Lionel Messi gewann den Preis zum dritten Mal hinter einander vor Christian Ronaldo und Xavi Hernandez. Bei den Frauen machte die Japanerin Homare Sawa das Rennen. Pep Guardiola (Barcelona) wurde zum Trainer des Jahres gekürt, bei den Frauen der japanische Trainer Norio Sasaki, der das Frauen WM-Team trainiert.
Den Fairplay Award gewann der japanische Fussballverband. Der Award für das schönste Tor sahnte Neymar, vom FC Santos, ab.

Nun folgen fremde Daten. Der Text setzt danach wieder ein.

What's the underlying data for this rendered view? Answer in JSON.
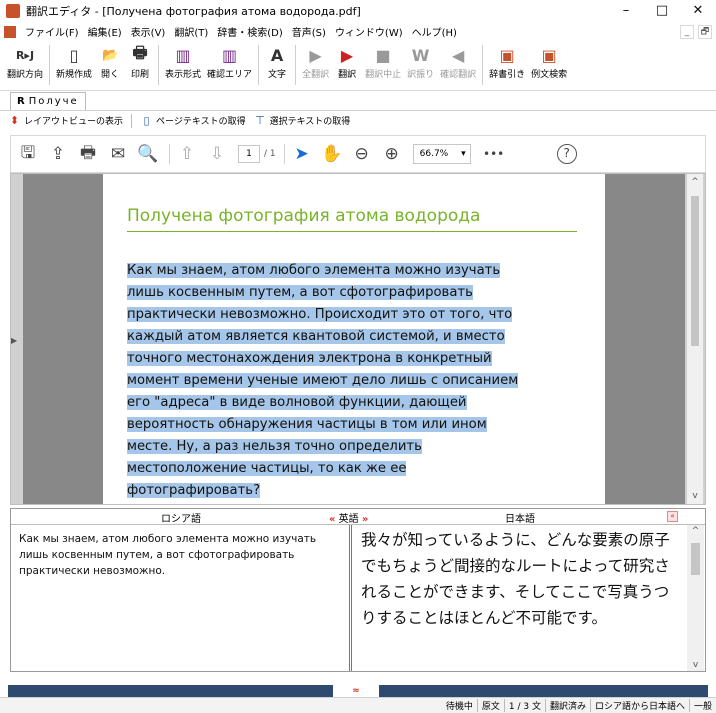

Die «Crème de la Crème» des Fussballs reiste nach Zürich, um den weltbesten Fussballspieler zu ehren. Folgende prominenten Persönlichkeiten schritten über den roten Teppich: Franz Beckenbauer, James Blunt, Pélé, Shakira, Zinédine Zidane, Lionel Messi, Michel Platini, Ronaldo und viele mehr.
Nebst dem Weltfussballer des Jahres vergab die FIFA auch noch Auszeichnungen in folgenden Kategorien: Weltfussballerin des Jahres, Trainer des Jahres im Männerfussball, Trainer des Jahres im Frauenfussball, die weltbesten 11 Spieler und das schönste Tor aus dem Jahr 2011. Der Ansturm der internationalen und nationalen Journalisten war gross.
Nur die Fan-Zone war noch besser besetzt. Als Stars wie Lionel Messi oder Zinédine Zidane den roten Teppich betraten, wurden die Absperrgitter von den Fans beinahe zu Fall gebracht. Einzelne Kinder mussten von ihren Vätern aus der ersten Reihe beim Gitter gerettet werden, da sie keine Luft mehr bekamen.
Die Veranstaltung wurde von einer kleinen Demonstration (ca. 50 Leute), die sich über Facebook organisiert hatten, überschattet. Die Demonstranten wiesen darauf hin, dass in der Ukraine wegen der kommenden Europameisterschaften streunende Hunde und andere Tiere getötet werden, um das Stadtbild zu verschönern. Die Demonstranten wurden von den Sicherheitsleuten des Kongresshauses weggeschickt.